Intel has decided not to provide microcode updates to plug Spectre and Meltdown vulnerabilities in a number of older processors.
According to the last update (April 2, 2018) of the “Microcode Revision Guidance,” Bloomfield, Bloomfield Xeon, Clarksfield, Gulftown, Harpertown Xeon C0 and E0, Jasper Forest, Penryn/QC, SoFIA 3GR, Wolfdale, Wolfdale Xeon, Yorkfield, and Yorkfield Xeon families of processors will not receive the updates. (Most of these “abandoned” CPUs are older products no longer in production.)
“After a comprehensive investigation of the microarchitectures and microcode capabilities for these products, Intel has determined to not release microcode updates for these products for one or more reasons,” the company noted.

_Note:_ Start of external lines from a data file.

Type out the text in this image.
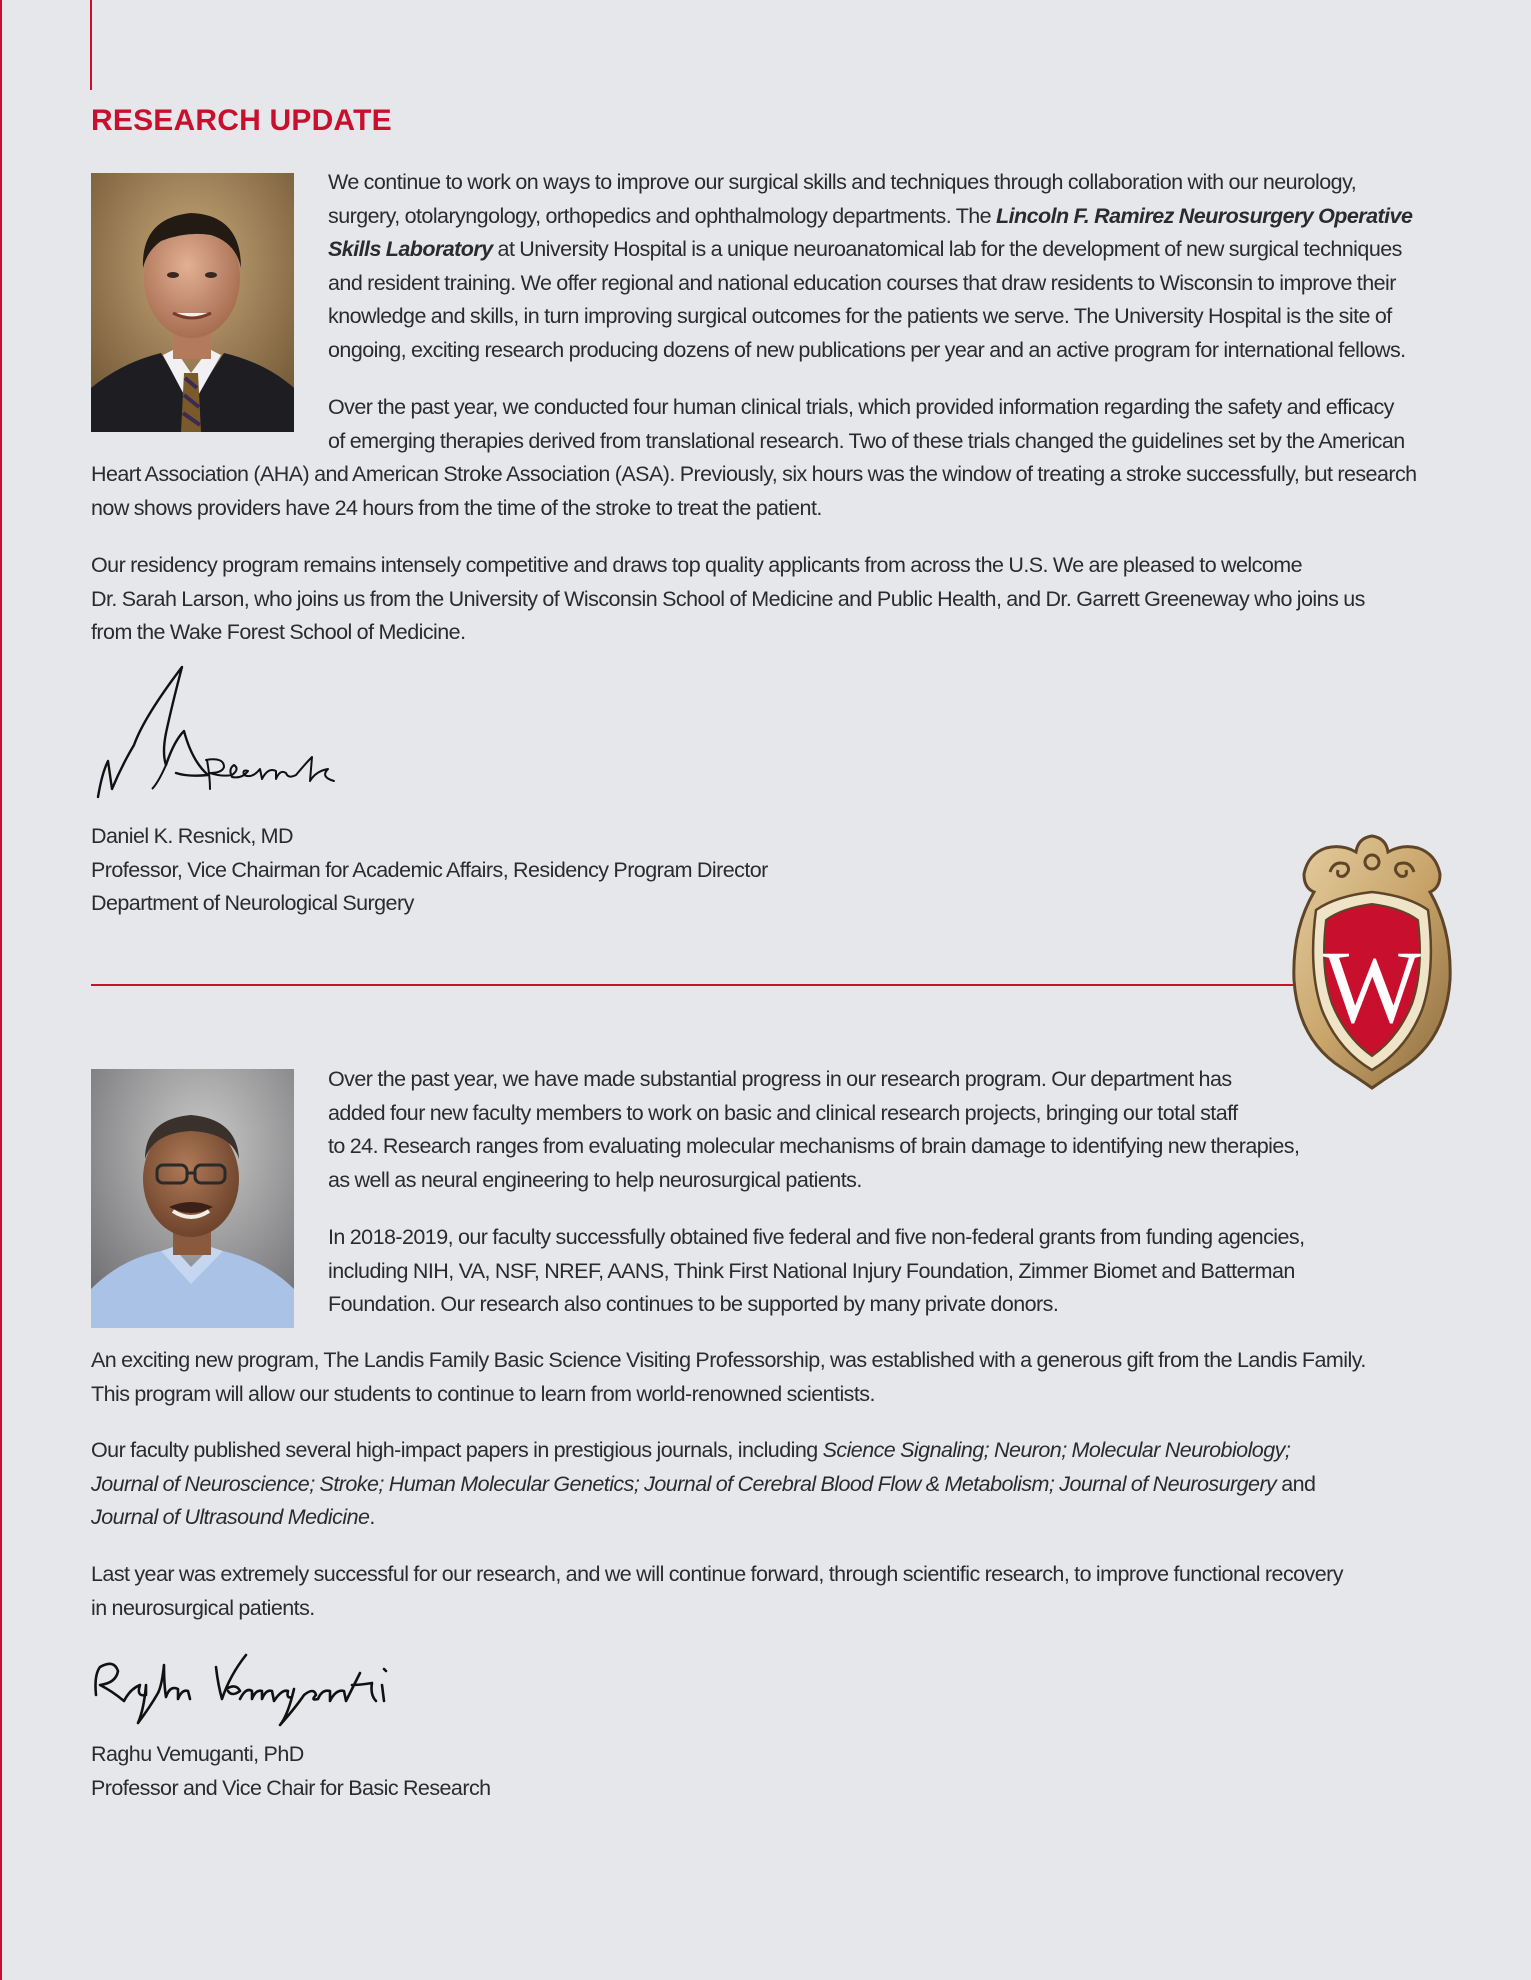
RESEARCH UPDATE

We continue to work on ways to improve our surgical skills and techniques through collaboration with our neurology,
surgery, otolaryngology, orthopedics and ophthalmology departments. The Lincoln F. Ramirez Neurosurgery Operative
Skills Laboratory at University Hospital is a unique neuroanatomical lab for the development of new surgical techniques
and resident training. We offer regional and national education courses that draw residents to Wisconsin to improve their
knowledge and skills, in turn improving surgical outcomes for the patients we serve. The University Hospital is the site of
ongoing, exciting research producing dozens of new publications per year and an active program for international fellows.

Over the past year, we conducted four human clinical trials, which provided information regarding the safety and efficacy
of emerging therapies derived from translational research. Two of these trials changed the guidelines set by the American

Heart Association (AHA) and American Stroke Association (ASA). Previously, six hours was the window of treating a stroke successfully, but research
now shows providers have 24 hours from the time of the stroke to treat the patient.

Our residency program remains intensely competitive and draws top quality applicants from across the U.S. We are pleased to welcome
Dr. Sarah Larson, who joins us from the University of Wisconsin School of Medicine and Public Health, and Dr. Garrett Greeneway who joins us
from the Wake Forest School of Medicine.

Daniel K. Resnick, MD
Professor, Vice Chairman for Academic Affairs, Residency Program Director
Department of Neurological Surgery
W

Over the past year, we have made substantial progress in our research program. Our department has
added four new faculty members to work on basic and clinical research projects, bringing our total staff
to 24. Research ranges from evaluating molecular mechanisms of brain damage to identifying new therapies,
as well as neural engineering to help neurosurgical patients.

In 2018-2019, our faculty successfully obtained five federal and five non-federal grants from funding agencies,
including NIH, VA, NSF, NREF, AANS, Think First National Injury Foundation, Zimmer Biomet and Batterman
Foundation. Our research also continues to be supported by many private donors.

An exciting new program, The Landis Family Basic Science Visiting Professorship, was established with a generous gift from the Landis Family.
This program will allow our students to continue to learn from world-renowned scientists.

Our faculty published several high-impact papers in prestigious journals, including Science Signaling; Neuron; Molecular Neurobiology;
Journal of Neuroscience; Stroke; Human Molecular Genetics; Journal of Cerebral Blood Flow & Metabolism; Journal of Neurosurgery and
Journal of Ultrasound Medicine.

Last year was extremely successful for our research, and we will continue forward, through scientific research, to improve functional recovery
in neurosurgical patients.

Raghu Vemuganti, PhD
Professor and Vice Chair for Basic Research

The reasons include micro-architectural characteristics that preclude a practical implementation of features mitigating Variant 2 (CVE-2017-5715), limited Commercially Available System Software support, and the fact that, “based on customer inputs, most of these products are implemented as ‘closed systems’ and therefore are expected to have a lower likelihood of exposure to these vulnerabilities.”
At the same time, the company has completed the release of microcode updates for all the microprocessors they launched in the last 9 or so years and which required Meltdown and Spectre patches.
Merely a day after, Intel has announced new processors designed for mobile workstations and gaming and content creation laptops.
In the announcement of the former, the company mentions some security enhancements, but in both announcements there is no mention of hardware changes for addressing the vulnerabilities allowing Meltdown and Spectre (variant 2) attacks.
Intel CEO Brian Krzanich said in March that the company has redesigned parts of the processor to introduce new levels of protection to protect against those attacks, and that these changes will begin with their “next-generation Intel Xeon Scalable processors (code-named Cascade Lake) as well as 8th Generation Intel Core processors expected to ship in the second half of 2018.”
In the meantime, Bloomberg has reported that Apple plans to replace Intel processors in Mac computers with its own chips from 2020 onwards, though the move does not seem to be motivated by the revelations of the Spectre/Meltdown issues.